除了直接设置属性外，您还可以使用 my_tensor.requires_grad_() 原地更改此标记，或者像上面的示例一样，在创建时将其作为参数传入（默认为 False），例如，

>>> existing_tensor.requires_grad_()
>>> existing_tensor.requires_grad
True
>>> my_tensor = torch.zeros(3, 4, requires_grad=True)
>>> my_tensor.requires_grad
True

关于 `.data?`

.data 是从 Variable 中获取底层 Tensor 的主要方式。合并后，调用 y = x.data 仍然具有相似的语义。因此，y 将是一个 Tensor，与 x 共享相同的数据，与 x 的计算历史无关，并且 requires_grad=False。

但是，在某些情况下 .data 可能不安全。x.data 上的任何更改都不会被 autograd 追踪，如果反向传播时需要 x，计算的梯度将不正确。更安全的替代方法是使用 x.detach()，它也返回一个与 requires_grad=False 的 Tensor 共享数据，但如果反向传播时需要 x，其原地更改将被 autograd 报告。

以下是 .data 和 x.detach() 之间区别的示例（以及为什么我们通常推荐使用 detach）。

如果您使用 Tensor.detach()，梯度计算保证是正确的。

>>> a = torch.tensor([1,2,3.], requires_grad = True)
>>> out = a.sigmoid()
>>> c = out.detach()
>>> c.zero_()
tensor([ 0.,  0.,  0.])

>>> out  # modified by c.zero_() !!
tensor([ 0.,  0.,  0.])

>>> out.sum().backward()  # Requires the original value of out, but that was overwritten by c.zero_()
RuntimeError: one of the variables needed for gradient computation has been modified by an

但是，使用 Tensor.data 可能不安全，当计算梯度需要某个 tensor 却被原地修改时，很容易导致梯度不正确。

>>> a = torch.tensor([1,2,3.], requires_grad = True)
>>> out = a.sigmoid()
>>> c = out.data
>>> c.zero_()
tensor([ 0.,  0.,  0.])

>>> out  # out  was modified by c.zero_()
tensor([ 0.,  0.,  0.])

>>> out.sum().backward()
>>> a.grad  # The result is very, very wrong because `out` changed!
tensor([ 0.,  0.,  0.])

支持 0 维（标量）Tensors

以前，对 Tensor 向量（一维 tensor）进行索引会得到一个 Python 数，但对 Variable 向量进行索引（不一致地！）会得到一个大小为 (1,) 的向量！归约函数也有类似的行为，例如 tensor.sum() 会返回一个 Python 数，但 variable.sum() 会返回一个大小为 (1,) 的向量。

幸运的是，此版本在 PyTorch 中引入了对标量（0 维 tensor）的良好支持！

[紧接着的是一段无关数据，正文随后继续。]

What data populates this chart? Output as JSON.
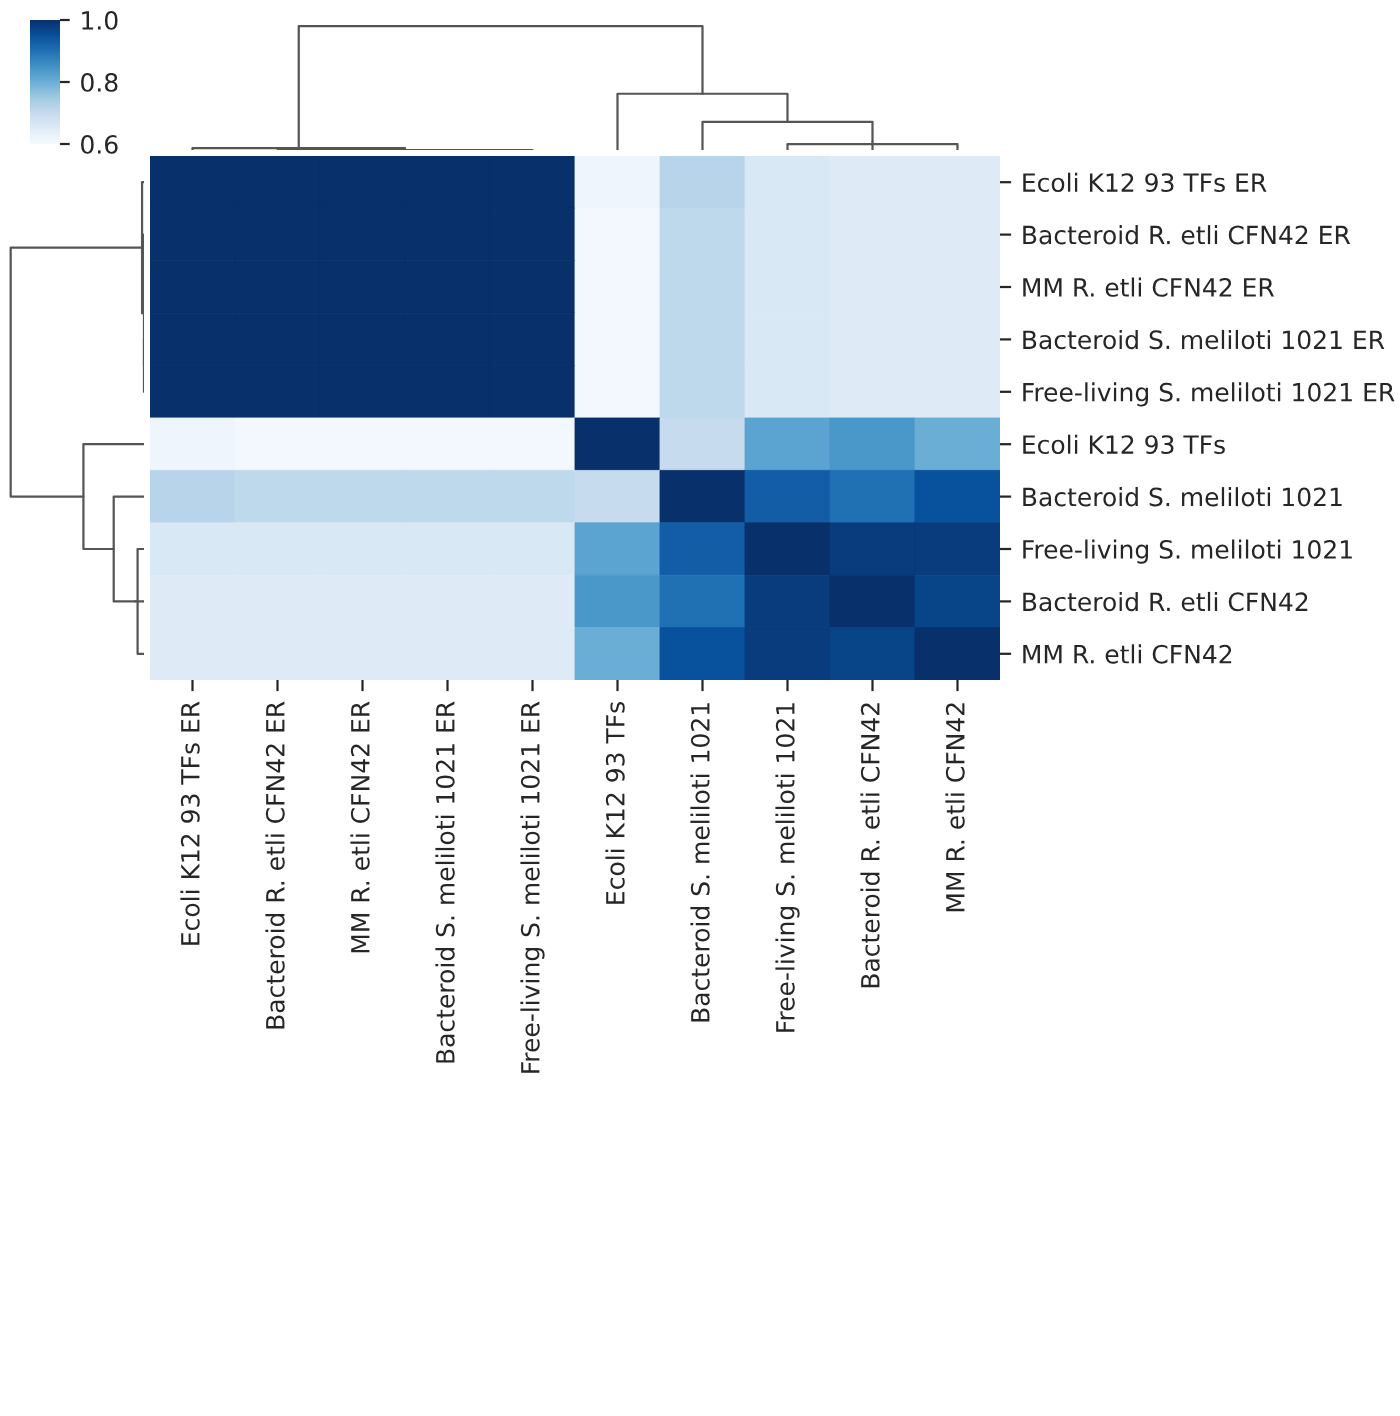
{
  "chart_data": {
    "type": "heatmap",
    "categories": [
      "Ecoli K12 93 TFs ER",
      "Bacteroid R. etli CFN42 ER",
      "MM R. etli CFN42 ER",
      "Bacteroid S. meliloti 1021 ER",
      "Free-living S. meliloti 1021 ER",
      "Ecoli K12 93 TFs",
      "Bacteroid S. meliloti 1021",
      "Free-living S. meliloti 1021",
      "Bacteroid R. etli CFN42",
      "MM R. etli CFN42"
    ],
    "y_categories": [
      "Ecoli K12 93 TFs ER",
      "Bacteroid R. etli CFN42 ER",
      "MM R. etli CFN42 ER",
      "Bacteroid S. meliloti 1021 ER",
      "Free-living S. meliloti 1021 ER",
      "Ecoli K12 93 TFs",
      "Bacteroid S. meliloti 1021",
      "Free-living S. meliloti 1021",
      "Bacteroid R. etli CFN42",
      "MM R. etli CFN42"
    ],
    "cells": [
      [
        1.0,
        1.0,
        1.0,
        1.0,
        1.0,
        0.62,
        0.72,
        0.66,
        0.65,
        0.65
      ],
      [
        1.0,
        1.0,
        1.0,
        1.0,
        1.0,
        0.61,
        0.71,
        0.66,
        0.65,
        0.65
      ],
      [
        1.0,
        1.0,
        1.0,
        1.0,
        1.0,
        0.61,
        0.71,
        0.66,
        0.65,
        0.65
      ],
      [
        1.0,
        1.0,
        1.0,
        1.0,
        1.0,
        0.61,
        0.71,
        0.66,
        0.65,
        0.65
      ],
      [
        1.0,
        1.0,
        1.0,
        1.0,
        1.0,
        0.61,
        0.71,
        0.66,
        0.65,
        0.65
      ],
      [
        0.62,
        0.61,
        0.61,
        0.61,
        0.61,
        1.0,
        0.7,
        0.82,
        0.84,
        0.8
      ],
      [
        0.72,
        0.71,
        0.71,
        0.71,
        0.71,
        0.7,
        1.0,
        0.93,
        0.9,
        0.95
      ],
      [
        0.66,
        0.66,
        0.66,
        0.66,
        0.66,
        0.82,
        0.93,
        1.0,
        0.98,
        0.98
      ],
      [
        0.65,
        0.65,
        0.65,
        0.65,
        0.65,
        0.84,
        0.9,
        0.98,
        1.0,
        0.97
      ],
      [
        0.65,
        0.65,
        0.65,
        0.65,
        0.65,
        0.8,
        0.95,
        0.98,
        0.97,
        1.0
      ]
    ],
    "clim": [
      0.6,
      1.0
    ],
    "cticks": [
      {
        "value": 0.6,
        "label": "0.6"
      },
      {
        "value": 0.8,
        "label": "0.8"
      },
      {
        "value": 1,
        "label": "1.0"
      }
    ]
  }
}
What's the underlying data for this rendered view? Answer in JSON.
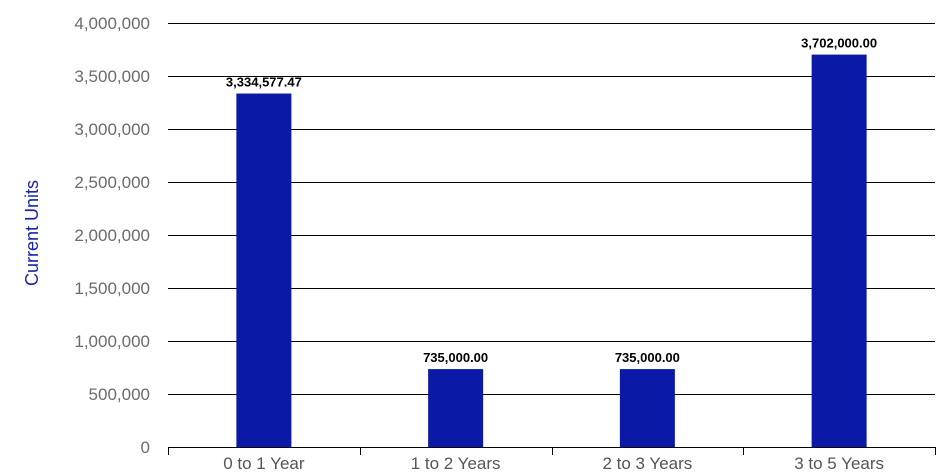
{
  "chart_data": {
    "type": "bar",
    "title": "",
    "xlabel": "",
    "ylabel": "Current Units",
    "categories": [
      "0 to 1 Year",
      "1 to 2 Years",
      "2 to 3 Years",
      "3 to 5 Years"
    ],
    "values": [
      3334577.47,
      735000,
      735000,
      3702000
    ],
    "data_labels": [
      "3,334,577.47",
      "735,000.00",
      "735,000.00",
      "3,702,000.00"
    ],
    "ylim": [
      0,
      4000000
    ],
    "yticks": [
      0,
      500000,
      1000000,
      1500000,
      2000000,
      2500000,
      3000000,
      3500000,
      4000000
    ],
    "ytick_labels": [
      "0",
      "500,000",
      "1,000,000",
      "1,500,000",
      "2,000,000",
      "2,500,000",
      "3,000,000",
      "3,500,000",
      "4,000,000"
    ],
    "grid": true,
    "legend": "none",
    "colors": {
      "bar": "#0a1aa6",
      "ylabel": "#1a24a8",
      "grid": "#000000"
    }
  }
}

可以使用新的 torch.tensor 函数创建标量（稍后将详细解释；现在可以将其视为 PyTorch 中等效于 numpy.array 的构造函数）。现在您可以做以下事情：

>>> torch.tensor(3.1416)         # create a scalar directly
tensor(3.1416)
>>> torch.tensor(3.1416).size()  # scalar is 0-dimensional
torch.Size([])
>>> torch.tensor([3]).size()     # compare to a vector of size 1
torch.Size([1])
>>>
>>> vector = torch.arange(2, 6)  # this is a vector
>>> vector
tensor([ 2.,  3.,  4.,  5.])
>>> vector.size()
torch.Size([4])
>>> vector[3]                    # indexing into a vector gives a scalar
tensor(5.)
>>> vector[3].item()             # .item() gives the value as a Python number
5.0
>>> mysum = torch.tensor([2, 3]).sum()
>>> mysum
tensor(5)
>>> mysum.size()
torch.Size([])

累积损失

考虑广泛使用的模式 total_loss += loss.data[0]。在 0.4.0 之前，loss 是一个包装大小为 (1,) 的 tensor 的 Variable，但在 0.4.0 中，loss 现在是一个标量，维度为 0。对标量进行索引没有意义（现在会发出警告，但在 0.5.0 中将成为硬性错误）。请使用 loss.item() 从标量中获取 Python 数。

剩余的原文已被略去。